Dana Altman responds to corruption allegations, ‘We do not pay players’

Oregon men’s basketball head coach Dana Altman addressed the media for the first time since his program was named during a college basketball recruiting corruption trial, stating that “the claims that have been focused at our program are all false.”

The claims, made on Tuesday by Casey Donnelly, the attorney for Adidas executive Jim Gatto charged with two counts of wire fraud, was that Oregon offered an “astronomical” amount of money to five-star recruit Brian Bowen, who eventually committed to Louisville.

“We do not pay players,” Altman said. “We never have. We never will.”

The college basketball world was rocked over a year ago when an FBI investigation revealed under-the-table payments from apparel companies to top college basketball recruits with the intent that they will sign with a specific school. Oregon had not been named at any point in the controversy until this week.

“Oregon, a Nike school, offered [Bowen] an astronomical amount of money if he’d go to Oregon,” Donnelly said, according to Yahoo! Sports.

Brian Bowen Sr. testified on Thursday, stating, “I don’t recall that,” when asked about an offer from Oregon.

Oregon was also accused of offering $5,000 to former Duck Troy Brown Jr. for “Mayweather tickets,” according to Yahoo! Sports. The payment came from Christian Dawkins, who is charged with three counts of wire fraud and one count of money laundering conspiracy.

Altman was unaware if the University of Oregon had reached out to Brown. Altman is not concerned with the trials going forward, and states he is not aware of any Nike or booster involvement.

The UO responded to the accusations with this statement:

“A claim was made in federal court this week that the University of Oregon offered money to a prospective student-athlete in men’s basketball. The UO takes this claim very seriously.

We have reached out to the U.S. Attorney’s Office in the case to ascertain whether any evidence exists to substantiate this claim. They have not yet responded to our inquiry. To date, the UO has never been contacted by federal authorities or any other parties involved in this or any other current criminal or civil case related to recruiting in men’s college basketball.

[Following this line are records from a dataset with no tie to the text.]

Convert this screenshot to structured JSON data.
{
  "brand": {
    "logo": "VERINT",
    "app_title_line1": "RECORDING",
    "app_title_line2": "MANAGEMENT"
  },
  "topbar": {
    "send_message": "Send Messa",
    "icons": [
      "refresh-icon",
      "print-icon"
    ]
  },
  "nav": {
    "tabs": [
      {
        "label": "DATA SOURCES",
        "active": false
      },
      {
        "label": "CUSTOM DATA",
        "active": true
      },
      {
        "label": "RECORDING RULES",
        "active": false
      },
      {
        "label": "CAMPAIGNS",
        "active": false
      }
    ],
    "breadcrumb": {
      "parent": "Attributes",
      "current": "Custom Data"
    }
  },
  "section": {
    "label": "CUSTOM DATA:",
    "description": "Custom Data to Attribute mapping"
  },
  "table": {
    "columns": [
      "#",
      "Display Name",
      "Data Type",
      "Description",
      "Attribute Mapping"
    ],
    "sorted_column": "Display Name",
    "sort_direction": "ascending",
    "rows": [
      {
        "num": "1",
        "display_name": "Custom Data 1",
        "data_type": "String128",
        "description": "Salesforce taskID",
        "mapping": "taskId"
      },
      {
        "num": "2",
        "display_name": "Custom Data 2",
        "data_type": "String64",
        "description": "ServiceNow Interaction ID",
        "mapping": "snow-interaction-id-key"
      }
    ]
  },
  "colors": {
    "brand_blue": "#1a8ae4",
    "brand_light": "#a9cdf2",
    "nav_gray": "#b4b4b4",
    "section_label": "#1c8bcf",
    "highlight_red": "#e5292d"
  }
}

Last year, in response to allegations of fraudulent recruiting practices within college basketball, the UO conducted interviews with members of the men’s basketball staff and reviewed player recruiting practices. That review found no evidence that the UO had used monetary offerings to prospective student-athletes or their family members to entice them to attend the UO. After the claim was made in federal court this week, we again spoke with members of the men’s basketball coaching staff and, again, found no evidence that illicit conduct occurred.

Based on all of the information currently available, we feel confident that coach Dana Altman and members of his staff uphold the highest standards of integrity in recruiting. Coach Altman is one of the nation’s most respected men’s basketball coaches, and we are proud of his strong track record of success on and off the court.

We will continue to closely monitor proceedings from the U.S. District Court in the Southern District of New York.”